When cars became a frequent sight along Old Lemay Ferry Road, Frank put in two gas pumps and a kerosene pump. During the summer, Frank began trucking farmers’ produce to the market in St. Louis.

“I remember one farmer would bring 10 bushels of potatoes, another would bring corn and whatever various produce they were growing,” Riebold said.

She said the exchange her grandparents had with the neighbors gave her a real sense of community.

“It was a treat to be upstairs on the porch and hear how they had a good day. There was a warmth and affection about it.”

In the winter, Frank delivered groceries, she said.

On one such delivery, in 1938, he found residents at a local home for the blind had been left alone in a cold house and were desperately trying to build a fire in a stove, Riebold said.

The caretaker, a woman, was mentally unbalanced, Riebold added.

“Frank had gone to the county seat many times to complain on how the people were being treated, and thought they might burn the place down, so he brought all of them home,” Riebold wrote.

There were 14 of them.

Riebold said some of the people’s families came to get them, but Frank eventually received permission from the state to become the caretaker for the seven who remained as boarders with the Schwalberts, and they stayed there until the day each of them died. The last boarder, Andy, died in the early 1960s.

“They were awesome people and became part of our family,” Riebold said. “As a child, I thought all older people had blind people living with them,” she said.

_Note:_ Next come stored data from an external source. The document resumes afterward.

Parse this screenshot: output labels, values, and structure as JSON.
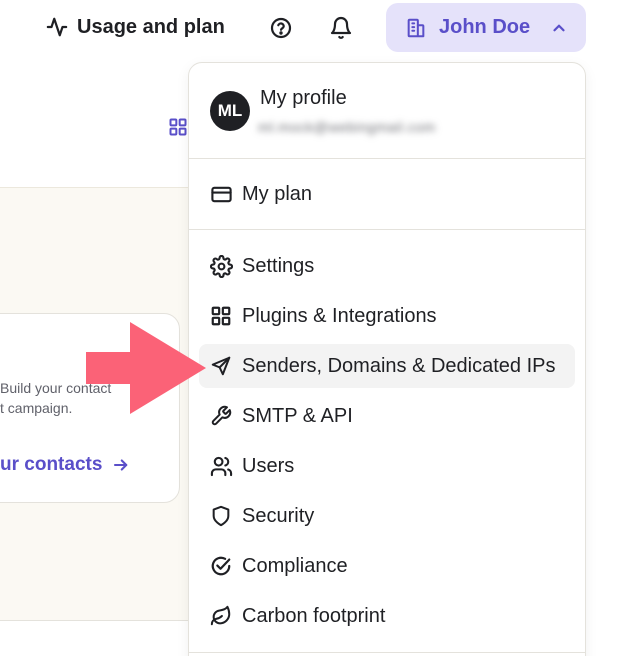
{
  "header": {
    "usage_label": "Usage and plan",
    "usage_icon": "activity-icon",
    "help_icon": "help-circle-icon",
    "notifications_icon": "bell-icon",
    "account": {
      "name": "John Doe",
      "icon": "building-icon",
      "chevron": "chevron-up-icon",
      "bg_color": "#e5e2fa",
      "text_color": "#5a4fc9"
    }
  },
  "background": {
    "card_text": "Build your contact\nt campaign.",
    "card_link": "ur contacts"
  },
  "dropdown": {
    "profile": {
      "initials": "ML",
      "title": "My profile",
      "email": "ml.mock@webingmail.com"
    },
    "plan": {
      "label": "My plan",
      "icon": "credit-card-icon"
    },
    "items": [
      {
        "label": "Settings",
        "icon": "gear-icon"
      },
      {
        "label": "Plugins & Integrations",
        "icon": "grid-icon"
      },
      {
        "label": "Senders, Domains & Dedicated IPs",
        "icon": "send-icon",
        "highlighted": true
      },
      {
        "label": "SMTP & API",
        "icon": "wrench-icon"
      },
      {
        "label": "Users",
        "icon": "users-icon"
      },
      {
        "label": "Security",
        "icon": "shield-icon"
      },
      {
        "label": "Compliance",
        "icon": "check-circle-icon"
      },
      {
        "label": "Carbon footprint",
        "icon": "leaf-icon"
      }
    ]
  },
  "annotation": {
    "arrow_color": "#fb6277"
  }
}
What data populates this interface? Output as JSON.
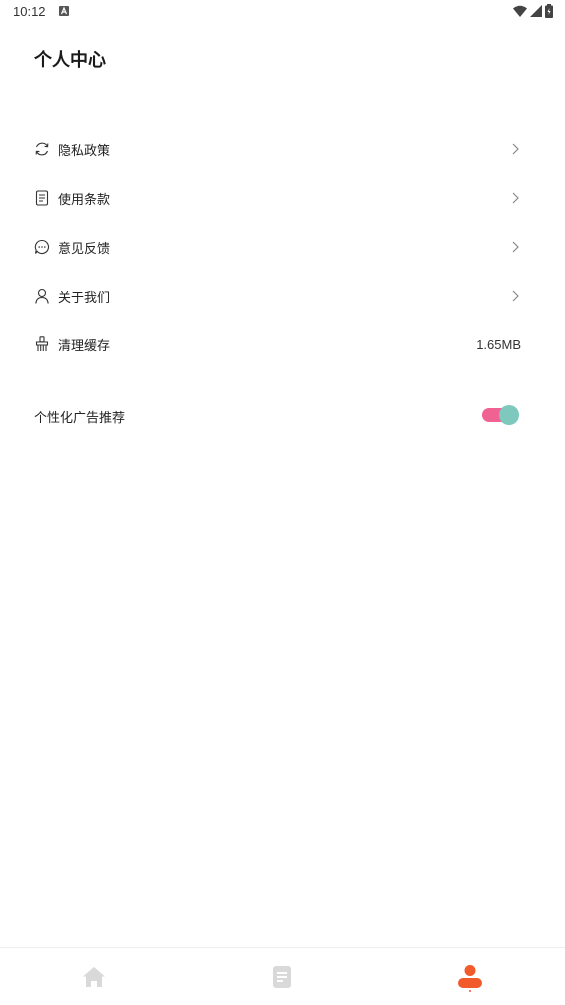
{
  "status_bar": {
    "time": "10:12"
  },
  "header": {
    "title": "个人中心"
  },
  "menu": {
    "items": [
      {
        "label": "隐私政策",
        "icon": "refresh-icon"
      },
      {
        "label": "使用条款",
        "icon": "document-icon"
      },
      {
        "label": "意见反馈",
        "icon": "chat-icon"
      },
      {
        "label": "关于我们",
        "icon": "person-icon"
      },
      {
        "label": "清理缓存",
        "icon": "broom-icon",
        "value": "1.65MB"
      }
    ]
  },
  "ad_setting": {
    "label": "个性化广告推荐",
    "enabled": true
  },
  "bottom_nav": {
    "items": [
      {
        "icon": "home-icon",
        "active": false
      },
      {
        "icon": "list-icon",
        "active": false
      },
      {
        "icon": "user-icon",
        "active": true
      }
    ]
  },
  "colors": {
    "accent": "#f15a2b",
    "toggle_track": "#f06292",
    "toggle_knob": "#7ec8bd",
    "inactive_icon": "#d9d9d9"
  }
}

Alma and her husband, Harold Paul, eventually purchased Breezy Heights from her parents, and Frank and Henrietta and the boarders moved out. In 1942, the Pauls bought a beer distributing company, which is still in the family today, Riebold said. A few years later, the Pauls moved out of the house, and the Schwalberts and their tenants moved back in. Frank and Henrietta lived there for the rest of their lives.

“The grocery store lasted until the bigger grocery stores started moving into the area,” Reibold said.

The tavern, which at one time was called El Chaparral, remained and continued to thrive.

Alma eventually sold it to her godchild and cousin, Sally (Schwalbert) Harry, in about 1980, and sometime after that, the business became known as Sally’s Place. Then, Sally Harry ran the establishment until her death in 2009. Her son, Rick, then took over for another year and closed the business in 2010.